The tragic story of “The Groveland Four”, wrongly convicted of rape and exonerated 72 years later

This case is considered a historical racial injustice.

Four young black men were charged in 1949 with raping a white teenage girl in the United States, some were convicted, others were cruelly murdered prior to conviction.

Charles Greenlee, Walter Irvin, Samuel Shepherd and Ernest Thomas, known as the Groveland Four, and their families fought for decades to have their innocence recognized.

And this Monday, 72 years later, justice was served: a Florida circuit court judge finally cleared them of the charges that weighed against him.

But none lived long enough to be exonerated from the unjust accusations.

In July 1949, Norma Padgett, a 17-year-old white teenager, told police that Greenlee, Irvin, Shepherd and Thomas had attacked the car where she was with her husband returning home from a dance.

In addition, he assured that the four young people had kidnapped and raped in the town of Groveland, Florida, United States.

Despite insufficient evidence, Norma Padgett’s testimony catapulted the future of young people who were between the ages of 16 and 26 at the time.

Shepherd and Irvin were in the army; and both Thomas and Greenlee were married.

A jury of white men

Shortly after the alleged incident, Thomas was chased by a group of more than 1,000 men and received hundreds of shots.

The other three were violently beaten while in police custody, before being convicted by an all-white jury.

To stop the beatings, Shepherd and Greenlee were forced to tell FBI agents that they had raped Padgett. Irvin always maintained his innocence.

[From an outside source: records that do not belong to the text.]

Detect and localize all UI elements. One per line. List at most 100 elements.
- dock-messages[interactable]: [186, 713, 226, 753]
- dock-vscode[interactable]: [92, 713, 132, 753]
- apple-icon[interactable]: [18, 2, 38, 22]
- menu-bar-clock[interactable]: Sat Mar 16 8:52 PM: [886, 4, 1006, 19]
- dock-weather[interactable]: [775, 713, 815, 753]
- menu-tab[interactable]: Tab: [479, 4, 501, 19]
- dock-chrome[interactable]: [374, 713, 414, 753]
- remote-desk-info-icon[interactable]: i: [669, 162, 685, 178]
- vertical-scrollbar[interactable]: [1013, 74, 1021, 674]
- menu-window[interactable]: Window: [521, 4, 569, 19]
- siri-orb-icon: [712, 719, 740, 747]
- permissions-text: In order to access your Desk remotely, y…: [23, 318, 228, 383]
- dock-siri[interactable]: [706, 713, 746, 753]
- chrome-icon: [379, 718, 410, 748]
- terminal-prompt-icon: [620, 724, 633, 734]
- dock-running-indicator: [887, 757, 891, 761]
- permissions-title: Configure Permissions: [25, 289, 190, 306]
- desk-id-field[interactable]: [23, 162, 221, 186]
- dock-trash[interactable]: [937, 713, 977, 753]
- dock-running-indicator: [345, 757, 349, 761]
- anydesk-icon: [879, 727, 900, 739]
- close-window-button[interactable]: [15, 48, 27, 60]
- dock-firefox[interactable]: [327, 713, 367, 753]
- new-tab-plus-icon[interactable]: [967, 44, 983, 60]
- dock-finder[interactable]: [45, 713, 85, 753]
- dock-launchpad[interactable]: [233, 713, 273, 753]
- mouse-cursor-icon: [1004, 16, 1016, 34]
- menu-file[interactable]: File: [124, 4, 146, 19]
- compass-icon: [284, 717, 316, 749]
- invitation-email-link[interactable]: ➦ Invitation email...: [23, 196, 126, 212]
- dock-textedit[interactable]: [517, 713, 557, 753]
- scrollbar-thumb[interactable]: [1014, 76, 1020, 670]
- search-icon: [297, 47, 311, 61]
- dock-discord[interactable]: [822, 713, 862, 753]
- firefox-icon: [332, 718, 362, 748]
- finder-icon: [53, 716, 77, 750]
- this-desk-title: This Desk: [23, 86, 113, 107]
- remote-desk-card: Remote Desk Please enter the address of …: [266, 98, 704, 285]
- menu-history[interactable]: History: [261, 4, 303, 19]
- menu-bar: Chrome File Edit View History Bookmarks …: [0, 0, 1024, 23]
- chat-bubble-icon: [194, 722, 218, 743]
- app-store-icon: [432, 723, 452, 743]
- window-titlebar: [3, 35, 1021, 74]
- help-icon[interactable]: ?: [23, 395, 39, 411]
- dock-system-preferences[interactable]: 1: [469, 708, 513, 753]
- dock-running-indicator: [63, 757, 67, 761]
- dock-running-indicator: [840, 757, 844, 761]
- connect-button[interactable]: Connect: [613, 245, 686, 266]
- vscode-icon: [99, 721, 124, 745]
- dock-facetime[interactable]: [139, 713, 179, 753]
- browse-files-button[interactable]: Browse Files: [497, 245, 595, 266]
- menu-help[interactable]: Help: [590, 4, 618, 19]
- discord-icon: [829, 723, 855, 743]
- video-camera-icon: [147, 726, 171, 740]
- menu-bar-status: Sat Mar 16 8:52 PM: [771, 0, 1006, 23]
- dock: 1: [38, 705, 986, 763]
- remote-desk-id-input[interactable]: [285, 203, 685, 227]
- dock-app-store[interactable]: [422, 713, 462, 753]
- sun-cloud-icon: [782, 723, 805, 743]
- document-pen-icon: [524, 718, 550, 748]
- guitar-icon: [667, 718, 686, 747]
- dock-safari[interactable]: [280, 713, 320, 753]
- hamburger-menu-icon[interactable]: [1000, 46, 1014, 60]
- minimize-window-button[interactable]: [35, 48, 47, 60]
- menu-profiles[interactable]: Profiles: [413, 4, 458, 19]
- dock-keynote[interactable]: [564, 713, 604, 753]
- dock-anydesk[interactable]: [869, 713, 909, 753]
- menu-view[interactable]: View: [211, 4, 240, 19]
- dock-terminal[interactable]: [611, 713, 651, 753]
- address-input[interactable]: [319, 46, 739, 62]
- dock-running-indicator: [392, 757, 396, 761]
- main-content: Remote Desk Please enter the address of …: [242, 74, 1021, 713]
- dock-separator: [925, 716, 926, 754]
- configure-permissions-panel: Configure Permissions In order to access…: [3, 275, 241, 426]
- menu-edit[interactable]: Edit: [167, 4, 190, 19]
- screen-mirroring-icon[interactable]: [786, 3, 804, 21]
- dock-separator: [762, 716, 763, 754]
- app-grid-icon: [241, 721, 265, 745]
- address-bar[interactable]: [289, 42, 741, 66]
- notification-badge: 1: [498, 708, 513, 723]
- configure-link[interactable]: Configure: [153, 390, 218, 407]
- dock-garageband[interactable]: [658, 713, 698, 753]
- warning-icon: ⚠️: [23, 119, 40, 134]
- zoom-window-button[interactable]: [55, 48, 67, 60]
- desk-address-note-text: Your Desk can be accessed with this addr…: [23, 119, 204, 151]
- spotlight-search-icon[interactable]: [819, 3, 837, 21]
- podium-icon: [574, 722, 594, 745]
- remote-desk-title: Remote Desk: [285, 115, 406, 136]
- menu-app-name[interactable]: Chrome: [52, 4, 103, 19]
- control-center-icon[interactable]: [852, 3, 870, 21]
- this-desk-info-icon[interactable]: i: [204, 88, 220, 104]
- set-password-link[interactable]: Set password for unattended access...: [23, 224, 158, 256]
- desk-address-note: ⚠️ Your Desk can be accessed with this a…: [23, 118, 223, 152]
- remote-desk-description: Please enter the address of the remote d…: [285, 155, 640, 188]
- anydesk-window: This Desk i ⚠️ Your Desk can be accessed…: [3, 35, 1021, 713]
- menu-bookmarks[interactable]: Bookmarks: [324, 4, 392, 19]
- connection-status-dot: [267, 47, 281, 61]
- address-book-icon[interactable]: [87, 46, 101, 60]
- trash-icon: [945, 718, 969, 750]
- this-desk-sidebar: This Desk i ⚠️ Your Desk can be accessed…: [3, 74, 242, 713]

The three they ended up with scars and bruises all over the body and broken teeth.

And shortly thereafter Samuel Shepherd was shot and killed by Sheriff Willis McCall while being transferred to a new trial.

Irvin, for his part, narrowly escaped execution in 1954 and his sentence was commuted to life in prison with probation.

In 1969, a year after being granted parole, he died.

Greenlee, who was also sentenced to life in prison and released on parole in 1962, lived with his family until his death in April 2012.

Complicity suggestions

Heidi Davis, an administrative judge for the Lake County Circuit Court, overturned the sentences for Greenlee and Irvin on Monday.

The court also dismissed the charges against Thomas and Shepherd who were never tried. Thomas was murdered before having a trial and Shepherd before a sentence was issued.

Carol Greenlee, Greenlee’s daughter, noted that she had been seeking exoneration of the charges against her father since the late 1960s, despite the fact that he had prohibited her from doing so because the case was so painful for her.

In August, a group of investigators spoke with a grandson of Jesse Hunter, the state attorney who was handling the case. Broward Hunter confessed to finding correspondence in his grandfather’s law office suggesting that Jesse Hunter and the judge presiding over the trial knew that the rape never occurred.

The researchers also showed skeptical regarding the evidence provided by James Yates, a deputy sheriff who was the state’s principal witness in the 1949 and 1951 trials.

This case is considered a historical racial injustice.

In 2017, the Florida state government issued a “sincere apology” to the families of the four men and recommended applying posthumous pardons.

The pardons came two years later in a unanimous vote, despite the alleged victim’s insistence that he had told the truth.

“We feel blessed”

Before the decision of this Monday, the families of the Groveland four expressed with emotion that the annulment of these sentences could cause an examination of other convictions similar.

“We feel blessed. I hope this is a start because many people did not have this opportunity. Many families did not have this opportunity, ”said Aaron Newson, Thomas’s nephew, who could not hold back his tears as he spoke.

“This country needs to come together,” he added.

Carol Greenlee, the daughter of Charles Greenlee – who was 16 at the time and the youngest of the suspects – burst into tears and collapsed in the arms of those with her after hearing the decision.

“If you know something is right, stand up for it,” he later exclaimed. “Be persistent.”

“Officials, disguised as guardians of the peace”

It was the local state attorney, Bill Gladson, who started the process a month ago for the four men to be officially exonerated.

“We followed the evidence to see where it led us and led us to this moment,” he said after the hearing, which took place in the same place where the original trials were held.

In his motion filed in October, Gladson wrote that today no “impartial” prosecutor would even consider the charges and that the evidence “strongly” suggests that “the sheriff, the judge and the prosecutor only made sure to obtain guilty verdicts in this case. . “

“Officials, disguised as peacekeepers and disguised as ministers of justice, ignored their oaths and set in motion a series of events that forever destroyed these men, their families and a community,” Gladson continued.

“I have not witnessed a more complete collapse of the criminal justice system than this.”

The story of The Groveland Four was told in the book “Devil in the Grove”From Gilbert King, who was interviewed by the prosecutor as part of his review of the case.

The work, published in 2012, won the prestigious Pulitzer Prize in 2013.

Charles Greenlee was the only one of The Groveland Four who lived to read the book, but died shortly after its publication.